Del resto qualunque sia l'opinione
che ci si faccia della reincarnazione, che la si accetti o che non la si
accetti, non si potrà fare a meno di subirla, se esiste nonostante ogni
credenza contraria. Il punto essenziale e che l'insegnamento degli
Spiriti è eminentemente cristiano, poiché poggia sull'immortalità
dell'anima, sulle pene e ricompense future, sulla giustizia di Dio, sul
libero arbitrio dell'uomo, sulla morale di Cristo. Dunque non è contro
la religione.
Finora abbiamo ragionato, come abbiamo detto,
escludendo qualsiasi insegnamento spiritista che, per taluni, non ha
alcuna autorevolezza. Se noi, con molti altri, abbiamo adottato il
principio della pluralità delle esistenze, non è solo perché esso ci
viene dagli Spiriti, ma e perché questo principio ci è sembrato il più
logico, il solo atto a risolvere questioni finora insolute. Anche se ci
fosse venuto da un semplice mortale, noi l'avremmo adottato lo stesso ne
avremmo più a lungo esitato a rinunciare alle nostre idee personali.

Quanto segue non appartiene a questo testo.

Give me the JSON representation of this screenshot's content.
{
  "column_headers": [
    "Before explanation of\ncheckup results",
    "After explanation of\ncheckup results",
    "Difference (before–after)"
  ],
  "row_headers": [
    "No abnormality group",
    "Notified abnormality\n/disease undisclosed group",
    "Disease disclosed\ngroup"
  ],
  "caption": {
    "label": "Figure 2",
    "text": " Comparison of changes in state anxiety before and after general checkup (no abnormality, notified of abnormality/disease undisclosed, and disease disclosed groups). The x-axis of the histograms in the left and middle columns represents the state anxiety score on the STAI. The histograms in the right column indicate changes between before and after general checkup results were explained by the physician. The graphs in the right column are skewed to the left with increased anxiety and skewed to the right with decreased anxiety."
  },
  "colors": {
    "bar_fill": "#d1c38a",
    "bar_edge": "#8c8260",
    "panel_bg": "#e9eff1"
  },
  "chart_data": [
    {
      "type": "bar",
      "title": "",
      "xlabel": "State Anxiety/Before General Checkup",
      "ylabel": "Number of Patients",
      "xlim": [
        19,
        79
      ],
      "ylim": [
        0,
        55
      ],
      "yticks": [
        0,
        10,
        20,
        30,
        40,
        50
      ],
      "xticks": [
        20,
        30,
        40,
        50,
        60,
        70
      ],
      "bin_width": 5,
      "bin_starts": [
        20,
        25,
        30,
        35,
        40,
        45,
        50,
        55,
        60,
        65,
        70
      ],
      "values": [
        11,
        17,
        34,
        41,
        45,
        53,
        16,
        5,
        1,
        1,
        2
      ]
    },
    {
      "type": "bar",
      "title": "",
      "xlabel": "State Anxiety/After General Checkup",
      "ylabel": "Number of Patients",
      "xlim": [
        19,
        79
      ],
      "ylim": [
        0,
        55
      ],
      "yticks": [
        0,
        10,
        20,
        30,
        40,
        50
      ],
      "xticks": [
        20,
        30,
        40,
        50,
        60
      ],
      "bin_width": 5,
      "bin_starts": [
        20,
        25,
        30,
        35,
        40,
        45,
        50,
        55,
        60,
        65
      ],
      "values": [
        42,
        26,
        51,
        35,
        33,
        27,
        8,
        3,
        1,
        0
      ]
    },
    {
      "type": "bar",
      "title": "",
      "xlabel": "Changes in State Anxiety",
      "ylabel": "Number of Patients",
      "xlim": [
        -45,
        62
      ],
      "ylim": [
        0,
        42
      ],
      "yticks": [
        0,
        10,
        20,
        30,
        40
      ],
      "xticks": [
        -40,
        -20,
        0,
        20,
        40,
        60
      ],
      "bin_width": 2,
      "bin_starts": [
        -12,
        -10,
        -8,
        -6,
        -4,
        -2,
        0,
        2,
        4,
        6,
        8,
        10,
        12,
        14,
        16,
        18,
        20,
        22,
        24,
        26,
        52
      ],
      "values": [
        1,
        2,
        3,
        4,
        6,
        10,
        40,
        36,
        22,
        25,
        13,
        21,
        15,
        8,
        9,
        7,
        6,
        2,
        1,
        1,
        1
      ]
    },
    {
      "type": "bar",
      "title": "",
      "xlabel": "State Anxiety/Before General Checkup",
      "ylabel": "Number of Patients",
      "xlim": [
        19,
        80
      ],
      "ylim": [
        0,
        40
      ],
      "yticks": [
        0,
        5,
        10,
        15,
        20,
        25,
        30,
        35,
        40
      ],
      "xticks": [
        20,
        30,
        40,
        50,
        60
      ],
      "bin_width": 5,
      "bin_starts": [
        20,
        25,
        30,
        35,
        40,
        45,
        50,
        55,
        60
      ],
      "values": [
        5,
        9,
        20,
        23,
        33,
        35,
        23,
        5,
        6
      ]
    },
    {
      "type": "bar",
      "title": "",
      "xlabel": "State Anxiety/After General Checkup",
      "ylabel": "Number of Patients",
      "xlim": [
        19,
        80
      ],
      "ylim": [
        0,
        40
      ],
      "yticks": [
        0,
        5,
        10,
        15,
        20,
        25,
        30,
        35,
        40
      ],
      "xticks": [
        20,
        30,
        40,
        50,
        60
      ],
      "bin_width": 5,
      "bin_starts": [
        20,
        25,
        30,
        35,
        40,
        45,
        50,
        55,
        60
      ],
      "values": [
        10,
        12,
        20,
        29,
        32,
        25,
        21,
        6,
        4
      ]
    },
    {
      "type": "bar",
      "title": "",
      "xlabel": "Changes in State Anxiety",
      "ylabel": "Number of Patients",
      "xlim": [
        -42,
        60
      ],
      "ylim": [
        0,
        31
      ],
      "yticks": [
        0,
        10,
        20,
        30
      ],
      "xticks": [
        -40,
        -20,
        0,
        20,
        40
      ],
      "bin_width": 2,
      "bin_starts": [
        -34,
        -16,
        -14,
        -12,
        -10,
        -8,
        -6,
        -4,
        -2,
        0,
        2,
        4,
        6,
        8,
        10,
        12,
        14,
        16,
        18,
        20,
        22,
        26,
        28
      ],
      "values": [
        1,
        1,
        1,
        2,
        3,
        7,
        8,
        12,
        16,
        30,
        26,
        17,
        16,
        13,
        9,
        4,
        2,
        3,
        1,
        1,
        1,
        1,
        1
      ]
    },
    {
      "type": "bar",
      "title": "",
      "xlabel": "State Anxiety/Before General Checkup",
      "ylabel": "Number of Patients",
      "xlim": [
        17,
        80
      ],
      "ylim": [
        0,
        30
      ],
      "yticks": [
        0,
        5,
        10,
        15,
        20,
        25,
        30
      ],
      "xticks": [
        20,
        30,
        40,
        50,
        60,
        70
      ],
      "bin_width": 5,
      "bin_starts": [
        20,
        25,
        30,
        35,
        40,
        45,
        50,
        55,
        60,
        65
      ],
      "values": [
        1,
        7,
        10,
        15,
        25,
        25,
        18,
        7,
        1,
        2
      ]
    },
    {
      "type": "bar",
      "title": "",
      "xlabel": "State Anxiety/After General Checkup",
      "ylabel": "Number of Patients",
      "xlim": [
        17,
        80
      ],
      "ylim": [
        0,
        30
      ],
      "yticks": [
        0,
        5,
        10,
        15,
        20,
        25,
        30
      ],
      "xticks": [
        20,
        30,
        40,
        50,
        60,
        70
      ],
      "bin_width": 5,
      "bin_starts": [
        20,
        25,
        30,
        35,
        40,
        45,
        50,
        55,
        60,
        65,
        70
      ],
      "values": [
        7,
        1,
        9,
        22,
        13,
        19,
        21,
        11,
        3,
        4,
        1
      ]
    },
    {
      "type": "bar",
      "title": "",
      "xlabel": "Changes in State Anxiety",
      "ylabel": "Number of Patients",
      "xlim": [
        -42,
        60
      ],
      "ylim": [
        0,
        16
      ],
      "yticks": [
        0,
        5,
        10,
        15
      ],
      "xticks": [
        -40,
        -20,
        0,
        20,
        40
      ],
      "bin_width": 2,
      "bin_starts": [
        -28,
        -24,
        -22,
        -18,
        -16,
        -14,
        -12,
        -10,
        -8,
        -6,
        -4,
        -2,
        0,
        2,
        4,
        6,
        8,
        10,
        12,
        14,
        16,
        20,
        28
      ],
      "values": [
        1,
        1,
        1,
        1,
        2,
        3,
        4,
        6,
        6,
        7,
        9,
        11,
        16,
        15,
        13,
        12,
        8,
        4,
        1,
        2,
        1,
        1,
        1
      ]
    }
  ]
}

Dal momento in cui un errore viene dimostrato, l'amor proprio ha più da
perderci che da guadagnarci a ostinarsi in un'idea errata. Parimenti,
avremmo respinto questo principio, quantunque proveniente dagli Spiriti,
se ci fosse sembrato contrario alla ragione, come ne abbiamo rifiutati
tanti altri, poiché sappiamo per esperienza che non si deve accettare
ciecamente tutto ciò che viene dagli Spiriti, non più di ciò che viene
dagli uomini. Secondo noi, il primo titolo di questo principio è
pertanto quello di essere prima di tutto logico. Ce n'e un altro, ed e
quello di essere stato confermato dai fatti: fatti positivi e per così
dire tangibili, che uno studio attento e ragionato può rivelare a
chiunque si dia la pena di osservare con pazienza e perseveranza, e di
fronte ai quali il dubbio non è più ammesso. Quando questi fatti
verranno divulgati, come quelli della formazione e del moto della Terra,
ci si dovrà pur arrendere all'evidenza, e gli oppositori pagheranno le
spese della loro contraddizione.
In conclusione, riconosciamo
dunque che la dottrina della pluralità delle esistenze e l'unica che
spieghi quanto, senza di essa, sarebbe inesplicabile; l'unica che sia
eminentemente consolatoria e conforme alla giustizia più rigorosa,
l'unica che sia per l'uomo l'ancora della salvezza che Dio gli ha dato
nella Sua misericordia.
Le parole stesse di Gesù non possono
lasciare dubbi al riguardo. Ecco che cosa si legge nel Vangelo secondo
san Giovanni, capitolo III:
3.Gesù rispose a Nicodemo: "In verità, in verità ti dico che se uno non è nato di nuovo non può vedere il regno di Dio".
4.Nicodemo gli disse: "Come può un uomo nascere quando e già vecchio?
Può egli entrare una seconda volta nel grembo di sua madre e nascere?"
5.Gesù rispose: "In verità, in verità ti dico che se uno non e nato d'acqua e di Spirito, non può entrare nel regno di Dio.
Quello che e nato dalla carne, e carne; e quello che e nato dallo Spirito, e spirito. Non ti meravigliare se ti ho detto: Bisogna che nasciate di nuovo". (Vedere il capitolo Resurrezione della carne, n. 1010).